A Louisiana Republican helped move a revision to President Bush's tax-cut plan through a U.S. House committee Tuesday.
At the same time, a Louisiana Democrat is exploring ways to bypass Democratic and Republican party leaders to pass a "centrist" tax-cut bill up for consideration Thursday by the Senate Finance Committee.
At the House Ways and Means Committee, Rep. Jim McCrery, R-Shreveport, was an advocate for Chairman Bill Thomas' overhaul of the original Bush proposal.
Thomas, R-Calif., put forward a plan that would deliver $550 billion in tax cuts in a 10-year span, the same figure Bush is pushing.
But Thomas' bill would not totally eliminate the tax on stock dividends, as Bush wants.

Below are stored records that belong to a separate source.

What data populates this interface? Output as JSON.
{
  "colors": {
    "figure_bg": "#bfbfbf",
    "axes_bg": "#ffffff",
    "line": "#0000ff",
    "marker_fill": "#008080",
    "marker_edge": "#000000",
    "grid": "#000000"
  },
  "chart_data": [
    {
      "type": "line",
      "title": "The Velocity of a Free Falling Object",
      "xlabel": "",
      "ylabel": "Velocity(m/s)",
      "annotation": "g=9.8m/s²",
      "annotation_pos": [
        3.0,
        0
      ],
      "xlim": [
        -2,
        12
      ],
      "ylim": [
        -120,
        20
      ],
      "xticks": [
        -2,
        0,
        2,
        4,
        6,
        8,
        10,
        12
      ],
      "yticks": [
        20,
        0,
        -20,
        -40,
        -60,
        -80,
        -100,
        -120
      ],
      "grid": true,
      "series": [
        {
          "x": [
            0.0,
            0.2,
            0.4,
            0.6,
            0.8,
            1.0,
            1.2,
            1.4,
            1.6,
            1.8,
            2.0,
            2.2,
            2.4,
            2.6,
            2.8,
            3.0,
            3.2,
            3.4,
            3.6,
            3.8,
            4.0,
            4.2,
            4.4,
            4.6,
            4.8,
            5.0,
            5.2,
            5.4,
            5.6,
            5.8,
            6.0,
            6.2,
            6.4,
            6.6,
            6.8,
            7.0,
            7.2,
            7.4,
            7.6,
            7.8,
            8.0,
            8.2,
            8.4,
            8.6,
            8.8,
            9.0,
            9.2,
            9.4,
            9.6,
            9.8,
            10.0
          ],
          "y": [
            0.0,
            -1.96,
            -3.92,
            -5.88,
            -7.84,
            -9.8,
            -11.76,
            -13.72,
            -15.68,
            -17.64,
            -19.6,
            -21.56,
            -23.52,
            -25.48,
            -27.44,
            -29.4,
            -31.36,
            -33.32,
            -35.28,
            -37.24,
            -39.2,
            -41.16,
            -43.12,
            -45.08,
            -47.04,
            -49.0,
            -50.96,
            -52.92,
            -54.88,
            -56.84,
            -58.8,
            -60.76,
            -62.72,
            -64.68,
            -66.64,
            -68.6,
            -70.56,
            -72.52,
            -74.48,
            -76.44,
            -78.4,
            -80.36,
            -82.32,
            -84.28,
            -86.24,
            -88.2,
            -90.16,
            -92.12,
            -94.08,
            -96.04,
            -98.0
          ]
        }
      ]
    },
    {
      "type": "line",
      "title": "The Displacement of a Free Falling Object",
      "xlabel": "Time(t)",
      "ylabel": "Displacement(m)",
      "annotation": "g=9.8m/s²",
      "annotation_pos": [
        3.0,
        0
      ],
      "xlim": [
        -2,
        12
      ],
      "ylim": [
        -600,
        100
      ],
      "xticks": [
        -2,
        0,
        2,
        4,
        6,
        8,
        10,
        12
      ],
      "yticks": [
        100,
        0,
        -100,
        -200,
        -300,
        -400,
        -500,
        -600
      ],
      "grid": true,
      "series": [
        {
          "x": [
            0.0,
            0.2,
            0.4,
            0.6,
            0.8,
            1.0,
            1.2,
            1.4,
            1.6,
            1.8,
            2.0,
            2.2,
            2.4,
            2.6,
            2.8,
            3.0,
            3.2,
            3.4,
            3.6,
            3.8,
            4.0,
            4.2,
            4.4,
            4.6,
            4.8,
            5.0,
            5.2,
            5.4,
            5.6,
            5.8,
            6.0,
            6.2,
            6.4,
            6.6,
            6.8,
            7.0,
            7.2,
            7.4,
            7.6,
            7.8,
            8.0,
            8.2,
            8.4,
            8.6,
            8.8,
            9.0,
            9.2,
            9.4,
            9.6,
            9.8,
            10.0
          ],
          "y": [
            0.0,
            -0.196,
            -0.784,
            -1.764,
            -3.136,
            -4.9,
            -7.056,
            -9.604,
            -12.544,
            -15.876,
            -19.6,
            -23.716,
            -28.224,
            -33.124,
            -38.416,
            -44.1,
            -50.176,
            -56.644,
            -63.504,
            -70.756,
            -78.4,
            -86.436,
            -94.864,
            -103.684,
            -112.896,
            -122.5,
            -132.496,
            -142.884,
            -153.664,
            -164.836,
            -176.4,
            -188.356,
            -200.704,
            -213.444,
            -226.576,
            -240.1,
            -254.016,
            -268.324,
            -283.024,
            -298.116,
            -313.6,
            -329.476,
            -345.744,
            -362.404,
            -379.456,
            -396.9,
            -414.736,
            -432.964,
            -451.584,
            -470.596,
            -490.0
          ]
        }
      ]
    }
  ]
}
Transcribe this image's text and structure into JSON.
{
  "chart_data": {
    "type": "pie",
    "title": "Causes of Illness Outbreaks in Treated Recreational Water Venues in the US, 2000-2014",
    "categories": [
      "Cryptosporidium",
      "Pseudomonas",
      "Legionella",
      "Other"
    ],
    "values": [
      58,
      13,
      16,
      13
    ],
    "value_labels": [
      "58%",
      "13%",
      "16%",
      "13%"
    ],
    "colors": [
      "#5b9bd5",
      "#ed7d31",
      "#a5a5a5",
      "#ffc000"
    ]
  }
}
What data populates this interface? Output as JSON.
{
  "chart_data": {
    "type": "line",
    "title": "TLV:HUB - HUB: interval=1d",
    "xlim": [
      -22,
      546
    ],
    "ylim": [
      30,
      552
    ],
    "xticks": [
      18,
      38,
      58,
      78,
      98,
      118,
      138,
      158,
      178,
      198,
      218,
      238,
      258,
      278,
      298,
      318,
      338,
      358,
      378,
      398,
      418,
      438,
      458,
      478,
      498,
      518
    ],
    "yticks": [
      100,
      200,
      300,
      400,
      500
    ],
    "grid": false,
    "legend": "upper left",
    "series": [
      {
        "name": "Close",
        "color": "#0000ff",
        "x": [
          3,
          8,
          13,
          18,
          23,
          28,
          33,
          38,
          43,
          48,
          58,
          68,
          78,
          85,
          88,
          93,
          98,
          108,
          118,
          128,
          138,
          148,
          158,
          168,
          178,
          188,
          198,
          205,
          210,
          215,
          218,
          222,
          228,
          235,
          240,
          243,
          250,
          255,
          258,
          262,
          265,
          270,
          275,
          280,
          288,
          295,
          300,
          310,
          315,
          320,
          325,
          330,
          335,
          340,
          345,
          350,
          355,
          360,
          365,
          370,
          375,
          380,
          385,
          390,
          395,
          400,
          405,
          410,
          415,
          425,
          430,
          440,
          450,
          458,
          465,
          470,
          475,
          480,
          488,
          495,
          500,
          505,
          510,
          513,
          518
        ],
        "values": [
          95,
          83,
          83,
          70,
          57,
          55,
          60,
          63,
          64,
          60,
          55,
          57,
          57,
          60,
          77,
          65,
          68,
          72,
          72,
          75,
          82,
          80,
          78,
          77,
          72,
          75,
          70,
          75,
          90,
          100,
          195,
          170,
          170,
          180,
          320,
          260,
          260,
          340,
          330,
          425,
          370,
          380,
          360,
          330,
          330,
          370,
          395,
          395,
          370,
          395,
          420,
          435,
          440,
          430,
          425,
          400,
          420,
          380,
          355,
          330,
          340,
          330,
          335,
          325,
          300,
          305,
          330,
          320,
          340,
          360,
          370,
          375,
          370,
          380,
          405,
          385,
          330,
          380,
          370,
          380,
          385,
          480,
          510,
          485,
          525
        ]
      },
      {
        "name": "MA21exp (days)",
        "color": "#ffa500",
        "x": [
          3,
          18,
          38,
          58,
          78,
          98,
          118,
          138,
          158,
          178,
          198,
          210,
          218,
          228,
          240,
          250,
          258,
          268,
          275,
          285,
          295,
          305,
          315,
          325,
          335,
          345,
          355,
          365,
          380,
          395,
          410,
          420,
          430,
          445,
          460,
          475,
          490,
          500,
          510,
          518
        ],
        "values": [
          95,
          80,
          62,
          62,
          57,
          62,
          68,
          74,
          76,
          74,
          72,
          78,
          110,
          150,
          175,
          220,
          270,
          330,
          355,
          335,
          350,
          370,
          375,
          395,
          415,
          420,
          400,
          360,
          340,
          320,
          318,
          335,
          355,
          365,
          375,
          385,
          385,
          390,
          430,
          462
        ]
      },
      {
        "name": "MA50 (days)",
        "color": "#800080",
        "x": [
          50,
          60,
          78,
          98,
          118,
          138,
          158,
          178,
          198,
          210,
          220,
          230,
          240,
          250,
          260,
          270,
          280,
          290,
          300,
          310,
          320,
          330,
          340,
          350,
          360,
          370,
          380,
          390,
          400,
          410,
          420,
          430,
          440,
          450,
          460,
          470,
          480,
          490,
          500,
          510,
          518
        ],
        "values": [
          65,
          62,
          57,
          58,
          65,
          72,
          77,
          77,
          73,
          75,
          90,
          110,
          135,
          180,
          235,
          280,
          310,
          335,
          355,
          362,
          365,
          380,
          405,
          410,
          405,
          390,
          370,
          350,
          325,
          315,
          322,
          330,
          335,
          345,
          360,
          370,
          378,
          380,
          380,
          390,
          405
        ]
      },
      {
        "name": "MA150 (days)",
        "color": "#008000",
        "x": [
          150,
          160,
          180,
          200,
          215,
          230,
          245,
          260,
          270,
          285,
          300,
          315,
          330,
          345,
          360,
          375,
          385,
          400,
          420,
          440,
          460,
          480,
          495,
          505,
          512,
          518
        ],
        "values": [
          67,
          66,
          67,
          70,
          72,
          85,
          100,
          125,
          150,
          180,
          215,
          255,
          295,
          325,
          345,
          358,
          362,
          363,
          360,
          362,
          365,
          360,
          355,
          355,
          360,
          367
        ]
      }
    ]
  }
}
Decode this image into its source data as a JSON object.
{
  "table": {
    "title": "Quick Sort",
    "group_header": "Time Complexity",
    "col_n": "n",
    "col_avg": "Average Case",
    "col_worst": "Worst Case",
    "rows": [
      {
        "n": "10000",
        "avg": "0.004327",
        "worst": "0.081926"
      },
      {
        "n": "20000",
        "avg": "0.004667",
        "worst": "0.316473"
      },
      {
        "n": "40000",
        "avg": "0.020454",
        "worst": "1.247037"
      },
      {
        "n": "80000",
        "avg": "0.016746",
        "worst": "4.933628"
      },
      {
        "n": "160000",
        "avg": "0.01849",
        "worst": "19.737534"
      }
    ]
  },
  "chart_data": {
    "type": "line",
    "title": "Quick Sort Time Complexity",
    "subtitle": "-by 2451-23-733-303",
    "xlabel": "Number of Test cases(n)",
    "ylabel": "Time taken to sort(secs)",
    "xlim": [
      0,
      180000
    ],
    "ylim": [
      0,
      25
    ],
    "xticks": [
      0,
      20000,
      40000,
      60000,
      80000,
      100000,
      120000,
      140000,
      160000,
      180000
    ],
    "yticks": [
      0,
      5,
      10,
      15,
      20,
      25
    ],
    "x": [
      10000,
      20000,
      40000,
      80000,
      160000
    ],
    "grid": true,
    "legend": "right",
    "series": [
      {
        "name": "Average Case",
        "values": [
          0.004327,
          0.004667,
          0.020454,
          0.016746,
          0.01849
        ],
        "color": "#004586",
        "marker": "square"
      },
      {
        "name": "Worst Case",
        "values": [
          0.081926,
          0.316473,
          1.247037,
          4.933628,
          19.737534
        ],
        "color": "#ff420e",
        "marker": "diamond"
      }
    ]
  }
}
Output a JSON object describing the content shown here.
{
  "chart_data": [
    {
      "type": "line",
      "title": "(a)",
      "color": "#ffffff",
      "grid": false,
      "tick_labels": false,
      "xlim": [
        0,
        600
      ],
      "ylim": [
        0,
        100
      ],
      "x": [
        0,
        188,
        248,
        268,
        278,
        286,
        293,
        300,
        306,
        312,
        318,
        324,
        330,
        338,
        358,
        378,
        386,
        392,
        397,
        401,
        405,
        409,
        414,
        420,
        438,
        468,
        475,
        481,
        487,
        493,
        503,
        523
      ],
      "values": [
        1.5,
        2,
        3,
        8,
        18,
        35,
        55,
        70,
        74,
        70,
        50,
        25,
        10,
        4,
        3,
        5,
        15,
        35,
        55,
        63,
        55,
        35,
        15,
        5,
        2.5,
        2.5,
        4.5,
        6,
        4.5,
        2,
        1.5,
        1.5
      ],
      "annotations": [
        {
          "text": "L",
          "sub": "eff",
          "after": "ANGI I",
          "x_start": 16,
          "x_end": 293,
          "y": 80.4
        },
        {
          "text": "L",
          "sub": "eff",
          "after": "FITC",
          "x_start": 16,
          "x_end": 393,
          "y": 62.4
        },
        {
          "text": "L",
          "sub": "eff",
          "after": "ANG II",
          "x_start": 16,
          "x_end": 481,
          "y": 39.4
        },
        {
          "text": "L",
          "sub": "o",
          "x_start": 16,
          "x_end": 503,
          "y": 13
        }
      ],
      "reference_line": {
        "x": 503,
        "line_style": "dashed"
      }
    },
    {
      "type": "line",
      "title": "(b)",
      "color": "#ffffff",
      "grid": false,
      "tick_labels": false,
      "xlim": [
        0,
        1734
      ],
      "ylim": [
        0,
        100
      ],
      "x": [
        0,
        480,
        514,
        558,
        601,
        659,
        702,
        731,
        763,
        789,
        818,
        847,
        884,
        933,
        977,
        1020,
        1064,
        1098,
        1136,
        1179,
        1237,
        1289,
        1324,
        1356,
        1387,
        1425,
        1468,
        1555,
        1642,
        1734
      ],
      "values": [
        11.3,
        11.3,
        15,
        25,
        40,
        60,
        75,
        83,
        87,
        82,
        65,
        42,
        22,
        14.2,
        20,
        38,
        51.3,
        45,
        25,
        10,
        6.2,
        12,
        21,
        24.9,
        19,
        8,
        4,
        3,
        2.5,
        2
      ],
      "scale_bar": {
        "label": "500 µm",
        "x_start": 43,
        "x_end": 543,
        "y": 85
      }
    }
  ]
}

Instead, Thomas would reduce the tax on all capital gains and apply the lowered capital gains tax rate to dividend income.
For dividend income, the net effect would be to reduce taxation, but not eliminate it. Meanwhile, all taxpayers who had capital gains of any kind would get a tax cut.
The bill also would give business owners more generous tax breaks for equipment purchases and for depreciation than Bush initially proposed, McCrery said.
The bill retains most of the other features of the Bush plan, including acceleration of cuts in income tax rates, a higher child credit and speeding up relief from the "marriage penalty" that falls on some two-earner households.
McCrery said the size of most of those specific cuts has been pared down from Bush's initial proposal.
That's because the House's fiscal 2004 budget makes room for $550 billion in tax cuts in 10 years, while Bush originally requested $726 billion.
The full House is expected to vote Friday on the Ways and Means Committee's bill.
The Senate's budget is a more severe cutback, projecting the tax cuts will be no more than $350 billion over 10 years.
Senate Finance Committee member John Breaux, D-La., was instrumental in passing that lower target, saying a larger tax cut would cause a dangerous rise in the federal deficit.
McCrery spoke Tuesday at a rally arranged by Citizens for a Sound Economy, a business-backed and anti-tax group.
McCrery urged them to simplify their lobbying message and concentrate on the overall size of the tax-cut package rather than its individual parts.
"It's important we get the largest possible tax-cut number," he said.
"If the number is not high enough, there simply will not be enough impact on the economy."
The difference between the Senate's $350 billion tax-cut target and the House's $550 billion won't significantly influence the short-term deficit, but will affect tax policy, McCrery said.
"It's more important that we have a tax policy that you and other business people know is going to be there for the next 10 years," he said.
In the Senate on Tuesday, Democratic leader Tom Daschle, R-S.D., proposed legislation leaning more to middle- and low-income taxpayers than to upper-income investors.
Among other things, the Daschle bill would give a $300 wage tax credit to every worker, increase the child-tax credit, accelerate marriage-penalty relief and give small businesses a 50 percent tax credit for providing employee health insurance.
It also gives $40 billion in economic aid to state governments.
Simultaneously, the Republican chairman of the Finance Committee - Iowa's Chuck Grassley - released parts of his own proposal, including a phased reduction in the dividend tax.
Breaux's press secretary, Bette Phelan, said Breaux hasn't made a commitment to Daschle's bill and is "much more focused on what's unfolding at the Finance Committee."